Имеются существенные различия, с одной стороны, между целенаправленными поведенческими реакциями или процессами развития особи или систем, которые управляются программой, и с другой – постоянным совершенствованием генетических кодов. Это совершенствование генома представляет собой эволюционное приспособление, регулируемое естественным отбором. Чтобы избежать путаницы между этими двумя совершенно различными типами целенаправленности, Питтендрай ввел термин телеономический для описания всех целенаправленных систем, не связанных с аристотелевской телеологией. Столь четкое отделение телеономии, которая имеет поддающуюся анализу физико-химическую основу, от телеологии, имеющей дело со всеобщей гармонией органического мира в более широком плане, весьма полезно, потому что эти два совершенно различных явления часто смешивают друг с другом». И завершает: «Развитие или поведение особи целенаправленно, а естественный отбор, разумеется, нет».
Это «разумеется, нет», естественно, в высшей степени спорно, на что сразу же на той же конференции последовала реакция со стороны другого выдающегося биолога XX в. – К.Х. Уоддингтона. Предварительно нужно отметить, что Уоддингтон, сам долгое время размышлявший над проблемами сущности жизни, возможностью построения теоретической биологии и др., не мог обойти вниманием проблемы телеологии живого. И он уже давно доказывал, что без понятий цели, целенаправленности и пр. понять сущность жизни нельзя. Но он также, разумеется, прекрасно понимал неприемлемость любой формы виталистической или теистической телеологии. И чтобы дистанцироваться от них, ввел свой термин – квазителеология, аналогичный термину «телеономия» Питтендрая.
Но в отличие от Э. Майра, он вкладывал в эти термины значительно более широкий, а главное – более глубокий смысл. «Майр, – заметил он, – принимает теорию, согласно которой онтогенетическое развитие зависит от какого-то квазителеологического механизма такого рода, причем программа и обратные связи введены в генотип, созданный естественными отбором.
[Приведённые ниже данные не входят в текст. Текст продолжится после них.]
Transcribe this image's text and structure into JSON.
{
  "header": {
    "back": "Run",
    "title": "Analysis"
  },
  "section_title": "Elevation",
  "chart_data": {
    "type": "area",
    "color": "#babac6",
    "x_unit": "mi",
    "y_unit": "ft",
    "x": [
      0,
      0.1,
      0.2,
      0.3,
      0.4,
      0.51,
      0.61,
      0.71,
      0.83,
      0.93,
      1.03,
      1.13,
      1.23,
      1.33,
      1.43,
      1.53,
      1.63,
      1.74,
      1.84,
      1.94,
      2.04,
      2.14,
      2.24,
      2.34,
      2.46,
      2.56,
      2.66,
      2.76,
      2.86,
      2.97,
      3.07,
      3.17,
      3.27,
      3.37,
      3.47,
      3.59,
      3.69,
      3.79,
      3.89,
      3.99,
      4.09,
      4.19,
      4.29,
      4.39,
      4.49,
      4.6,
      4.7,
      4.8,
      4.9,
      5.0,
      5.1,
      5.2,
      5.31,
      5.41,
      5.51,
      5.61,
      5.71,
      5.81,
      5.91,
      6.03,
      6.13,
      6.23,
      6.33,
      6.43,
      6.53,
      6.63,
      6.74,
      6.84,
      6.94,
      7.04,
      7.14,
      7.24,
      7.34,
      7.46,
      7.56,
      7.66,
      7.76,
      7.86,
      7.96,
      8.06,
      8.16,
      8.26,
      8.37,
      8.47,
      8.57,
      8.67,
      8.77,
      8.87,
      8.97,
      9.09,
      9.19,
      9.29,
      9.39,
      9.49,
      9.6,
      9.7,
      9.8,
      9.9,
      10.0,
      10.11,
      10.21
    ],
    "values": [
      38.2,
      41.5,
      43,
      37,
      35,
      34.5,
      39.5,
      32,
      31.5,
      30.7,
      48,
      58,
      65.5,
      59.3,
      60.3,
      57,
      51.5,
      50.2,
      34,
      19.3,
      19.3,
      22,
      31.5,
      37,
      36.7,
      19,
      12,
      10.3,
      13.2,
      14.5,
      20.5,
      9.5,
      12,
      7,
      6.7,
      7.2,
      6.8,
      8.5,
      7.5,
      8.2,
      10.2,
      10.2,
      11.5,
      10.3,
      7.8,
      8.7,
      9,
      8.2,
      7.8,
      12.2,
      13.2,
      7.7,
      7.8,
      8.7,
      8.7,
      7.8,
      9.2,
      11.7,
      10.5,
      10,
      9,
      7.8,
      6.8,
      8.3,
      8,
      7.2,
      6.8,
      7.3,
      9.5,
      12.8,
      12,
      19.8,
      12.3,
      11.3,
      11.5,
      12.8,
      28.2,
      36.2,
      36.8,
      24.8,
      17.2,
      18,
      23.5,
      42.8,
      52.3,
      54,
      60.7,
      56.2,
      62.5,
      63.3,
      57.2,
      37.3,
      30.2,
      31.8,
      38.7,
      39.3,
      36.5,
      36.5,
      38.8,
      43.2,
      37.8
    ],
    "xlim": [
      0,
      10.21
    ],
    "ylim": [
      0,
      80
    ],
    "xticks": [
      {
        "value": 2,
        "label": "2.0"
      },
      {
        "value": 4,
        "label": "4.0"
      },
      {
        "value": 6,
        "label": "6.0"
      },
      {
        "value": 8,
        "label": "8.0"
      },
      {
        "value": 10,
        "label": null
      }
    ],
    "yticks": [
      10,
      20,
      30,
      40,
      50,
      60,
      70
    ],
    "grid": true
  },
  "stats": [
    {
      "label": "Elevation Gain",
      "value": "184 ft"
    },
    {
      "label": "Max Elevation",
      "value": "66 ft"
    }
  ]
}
Но в природе таких квазителеологических механизмов нет ничего, что исключало бы предположение о квазителеологической природе эволюционного процесса. Очевидно, что он характеризуется программой, содержащейся в теореме естественного отбора. Этого уже достаточно, чтобы в какой-то степени определить природу конечного состояния, к которому будет идти эволюция; она должна привести к повышению эффективности биосистемы в целом, проявляющейся в нахождении путей к воспроизведению».
«Мне представляется в настоящее время, – пишет он далее, – неправомерным говорить, как это делает Майр, что естественный отбор не является целенаправленным процессом. Разумеется, сам по себе он не более целенаправлен, чем процесс образования межатомных химических связей. Но подобно тому, как этот последний процесс лежит в основе белковых синтезов, которые в свою очередь объединяются в квазителеологический механизм зародышевого развития, естественный отбор представляет собой основной механизм другого квазителеологического процесса – эволюции. Сейчас нам следует использовать наши новые представления о природе квазителеологических механизмов для того, чтобы углубить понимание эволюционных процессов». В этом столкновении противоположных точек зрения двух выдающихся представителей биологической науки XX в. на механизм и логику деятельности естественного отбора был обозначен один из центральных пунктов проблемы телеологии в современной биологии.
Рассмотрим теперь, как формулировалась и обсуждалась проблема телеологии в эти же десятилетия представителями философии науки.
Полемика Р. Тэйлора с Н. Винером и А. Розенблютом на страницах «Philosophy of Science» в 1950 г. открыла современный этап обсуждения проблемы телеологии в философии науки. Доминирующие позиции в это время в области философии науки занимали представители логического эмпиризма. Их общие представления о науке были во многом переняты ими от логических позитивистов, как, впрочем, и понимание целей и задач философского анализа науки. Они свято исповедовали идеал единства науки и даже – «единой науки», образцом которой и стержнем считалась, разумеется, постгалилеевская физика. Они сами внесли огромный вклад в уточнение «образа» этой науки, в прояснение логической структуры научных теорий и научных объяснений (на материале физики), в логику редукции научных теорий и мн. др. В науках за пределами физики они видели свою задачу в демонстрации возможности приобретения этими науками состояния «зрелости» на тех же путях и в тех же формах, которые были характерны для наук физико-математического цикла. В частности, это означало доказательство возможности (и необходимости) полного освобождения от аристотелевского телеологического наследия там, где оно еще сохранялось (в психологии, социологии и т. д.).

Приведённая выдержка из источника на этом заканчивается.